NORFOLK, Va., Nov. 23, 2015 —
Navy Petty Officer 3rd Class Tyler Swain, a fire controlman aboard the guided missile destroyer USS Bulkeley, and his family were driving away from a Wells Fargo bank here when they heard police sirens, Nov. 15.
As the family watched, a car moving at approximately 100 mph collided with a truck during a chase involving two police cruisers. The truck flipped into the air and landed on its side, atop a nearby SUV.
“As soon as I saw it happen, I just got out of my truck. It was instinct,” Swain said.
Swain’s family pulled over and he and his mother, Frances Swain, ran to the flipped truck. They looked in a window to check the condition of the driver.
Frances opened the door, which was facing up. Tyler climbed on top of the vehicle, pulled the man out from the truck, and led the man to safety.

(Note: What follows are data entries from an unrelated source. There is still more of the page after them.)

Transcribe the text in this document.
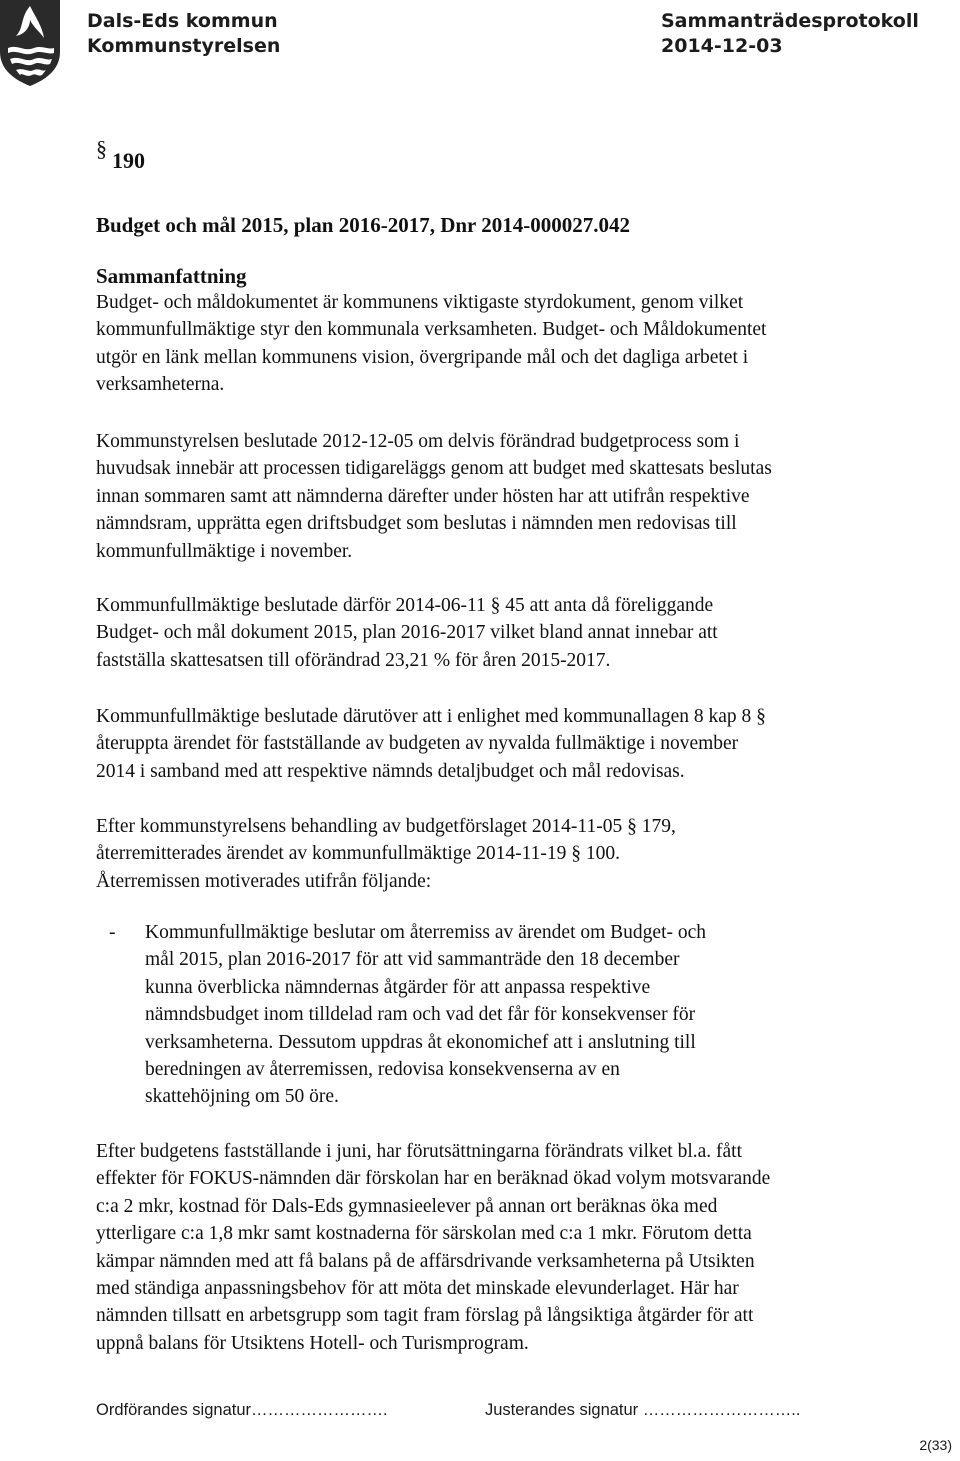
Dals-Eds kommun
Kommunstyrelsen
Sammanträdesprotokoll
2014-12-03
§ 190
Budget och mål 2015, plan 2016-2017, Dnr 2014-000027.042
Sammanfattning
Budget- och måldokumentet är kommunens viktigaste styrdokument, genom vilket
kommunfullmäktige styr den kommunala verksamheten. Budget- och Måldokumentet
utgör en länk mellan kommunens vision, övergripande mål och det dagliga arbetet i
verksamheterna.
Kommunstyrelsen beslutade 2012-12-05 om delvis förändrad budgetprocess som i
huvudsak innebär att processen tidigareläggs genom att budget med skattesats beslutas
innan sommaren samt att nämnderna därefter under hösten har att utifrån respektive
nämndsram, upprätta egen driftsbudget som beslutas i nämnden men redovisas till
kommunfullmäktige i november.
Kommunfullmäktige beslutade därför 2014-06-11 § 45 att anta då föreliggande
Budget- och mål dokument 2015, plan 2016-2017 vilket bland annat innebar att
fastställa skattesatsen till oförändrad 23,21 % för åren 2015-2017.
Kommunfullmäktige beslutade därutöver att i enlighet med kommunallagen 8 kap 8 §
återuppta ärendet för fastställande av budgeten av nyvalda fullmäktige i november
2014 i samband med att respektive nämnds detaljbudget och mål redovisas.
Efter kommunstyrelsens behandling av budgetförslaget 2014-11-05 § 179,
återremitterades ärendet av kommunfullmäktige 2014-11-19 § 100.
Återremissen motiverades utifrån följande:
- Kommunfullmäktige beslutar om återremiss av ärendet om Budget- och
mål 2015, plan 2016-2017 för att vid sammanträde den 18 december
kunna överblicka nämndernas åtgärder för att anpassa respektive
nämndsbudget inom tilldelad ram och vad det får för konsekvenser för
verksamheterna. Dessutom uppdras åt ekonomichef att i anslutning till
beredningen av återremissen, redovisa konsekvenserna av en
skattehöjning om 50 öre.
Efter budgetens fastställande i juni, har förutsättningarna förändrats vilket bl.a. fått
effekter för FOKUS-nämnden där förskolan har en beräknad ökad volym motsvarande
c:a 2 mkr, kostnad för Dals-Eds gymnasieelever på annan ort beräknas öka med
ytterligare c:a 1,8 mkr samt kostnaderna för särskolan med c:a 1 mkr. Förutom detta
kämpar nämnden med att få balans på de affärsdrivande verksamheterna på Utsikten
med ständiga anpassningsbehov för att möta det minskade elevunderlaget. Här har
nämnden tillsatt en arbetsgrupp som tagit fram förslag på långsiktiga åtgärder för att
uppnå balans för Utsiktens Hotell- och Turismprogram.
Ordförandes signatur…………………….	Justerandes signatur ………………………..
2(33)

“The Navy has always taught us to help others. It doesn’t matter if it’s Navy or a civilian; the military teaches you to help people in need,” he said.
After the man was settled on the side of the road waiting for police assistance, he thanked the Swains.
“He came over and shook my hand, thanked me, asked me my name and wanted to tell me he appreciated everything I did,” Swain said.
The rescue took place the day before Swain began a 7-month deployment to the U.S. 5th and 6th Fleet areas of responsibility as part of the Harry S. Truman Carrier Strike Group.
“I thought it was pretty cool,” said Navy Petty Officer 2nd Class Matthew McMeans, a fire controlman who works with Swain in the Bulkeley’s aft Close-In Weapons System. “He told me the story, and I thought, ‘Heck of a last day in port.’”
McMeans said Swain’s story was spreading around the ship, but that Swain was humble about the experience -- a normal guy placed in an extraordinary situation.